Knowing the type of handle you need for specific rooms requires a basic understanding of door handle functions. 

1: Keyed Entry

Features: A keyed Entry handle features a turn button lock on the inside, and a keyhole on the outside.

Uses: Doors requiring security such as a home entrance, side door, porch door and backyard exit.

There are a few different types of keyed entry handles:

Keyed Door Knobs: Doorknobs provide classic operation and design. If the doorknob is locked, you cannot open the door from the outside unless you have a key. The inside knob has a thumb turn that allows you to open or lock the door. 

Keyed Door Levers: A door lever is designed to be easier to control than a knob. When you lock the lever, like knobs, they cannot be opened from the outside without the use of a key. 

Keyed Deadbolts: When paired with a locking lever or knob, a deadbolt lock serves as an additional locking point, providing users with an added security measure. Some lever and knob sets include deadbolts. A deadbolt requires a key to unlock from the outside, but can be unlocked with a thumb turn from the inside.

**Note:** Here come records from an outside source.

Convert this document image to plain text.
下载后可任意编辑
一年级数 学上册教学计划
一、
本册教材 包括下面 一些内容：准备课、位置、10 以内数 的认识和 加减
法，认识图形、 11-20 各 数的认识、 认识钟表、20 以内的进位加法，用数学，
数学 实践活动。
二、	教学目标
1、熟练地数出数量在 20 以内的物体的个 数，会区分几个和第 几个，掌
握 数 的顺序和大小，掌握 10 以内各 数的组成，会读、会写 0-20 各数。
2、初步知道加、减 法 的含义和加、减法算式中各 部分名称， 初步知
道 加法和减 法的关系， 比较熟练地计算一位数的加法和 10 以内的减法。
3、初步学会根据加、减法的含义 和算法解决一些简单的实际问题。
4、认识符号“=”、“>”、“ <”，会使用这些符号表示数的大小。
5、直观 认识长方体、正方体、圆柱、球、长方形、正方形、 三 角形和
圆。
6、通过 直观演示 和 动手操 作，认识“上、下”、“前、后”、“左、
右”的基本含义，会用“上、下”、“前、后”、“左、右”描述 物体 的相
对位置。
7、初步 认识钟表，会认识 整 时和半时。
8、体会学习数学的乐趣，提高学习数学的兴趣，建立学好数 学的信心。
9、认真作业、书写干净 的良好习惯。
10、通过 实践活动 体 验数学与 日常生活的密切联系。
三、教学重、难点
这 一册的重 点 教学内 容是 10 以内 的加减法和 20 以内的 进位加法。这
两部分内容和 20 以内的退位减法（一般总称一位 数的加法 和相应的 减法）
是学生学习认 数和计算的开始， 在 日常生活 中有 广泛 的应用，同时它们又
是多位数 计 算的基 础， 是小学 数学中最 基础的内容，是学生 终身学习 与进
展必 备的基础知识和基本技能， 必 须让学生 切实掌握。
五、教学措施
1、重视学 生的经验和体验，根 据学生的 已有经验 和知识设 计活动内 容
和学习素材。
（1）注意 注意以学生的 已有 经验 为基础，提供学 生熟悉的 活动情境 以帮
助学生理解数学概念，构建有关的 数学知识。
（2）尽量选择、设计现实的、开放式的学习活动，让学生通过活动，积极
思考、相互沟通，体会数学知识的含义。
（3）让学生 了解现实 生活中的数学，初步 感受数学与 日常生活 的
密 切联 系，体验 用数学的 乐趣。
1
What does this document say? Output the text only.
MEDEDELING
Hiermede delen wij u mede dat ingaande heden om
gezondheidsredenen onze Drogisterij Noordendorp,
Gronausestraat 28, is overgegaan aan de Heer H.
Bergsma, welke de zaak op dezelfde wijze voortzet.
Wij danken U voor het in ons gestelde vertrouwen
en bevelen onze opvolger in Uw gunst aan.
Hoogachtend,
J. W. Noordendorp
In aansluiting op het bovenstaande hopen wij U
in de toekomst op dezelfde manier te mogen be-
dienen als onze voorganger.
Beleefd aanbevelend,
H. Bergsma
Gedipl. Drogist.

Keyed Handle Sets: A handleset adds a decorative touch to your door and includes an exterior handle, a matching deadolt and a gripset that is operated with your thumb.

2: Privacy

Features: A Privacy handle features a push button lock on the inside, and an emergency key on the outside.

Uses: Interior doors requiring privacy such as bedrooms, bathrooms offices and more. The privacy function is often referred to as Bed & Bath.

There are some privacy locks that have a push button, while others have a thumbturn lock. Both types have an emergency key for the other side. The difference between a keyed entry and a privacy lock is security. While a privacy lock does keep your privacy intact, it doesn't provide security from intruders. Many privacy locks can be opened with a simple pin, while a keyed entry handle must have a specific key in order to open the door when locked.

3: Passage

Features: A passage handle does not have a locking function, but it does turn freely.

Uses: Interior doors that don't require privacy such as a hallway, closet, playroom, laundry room or kid's room. The passage function is often referred to as Hall & Closet.

4: Dummy

Features: A dummy handle features just a single knob or lever without a latch, so it does not turn.

Uses: Interior pull open doors, double closet doors, side-by-side doors on cabinets or wardrobes

When choosing the style of your handles, keep in mind the functions you need. See if you can find a collection that has all of the functions needed so that all the handles will be coordinating, giving your home a neat and consistent appearance.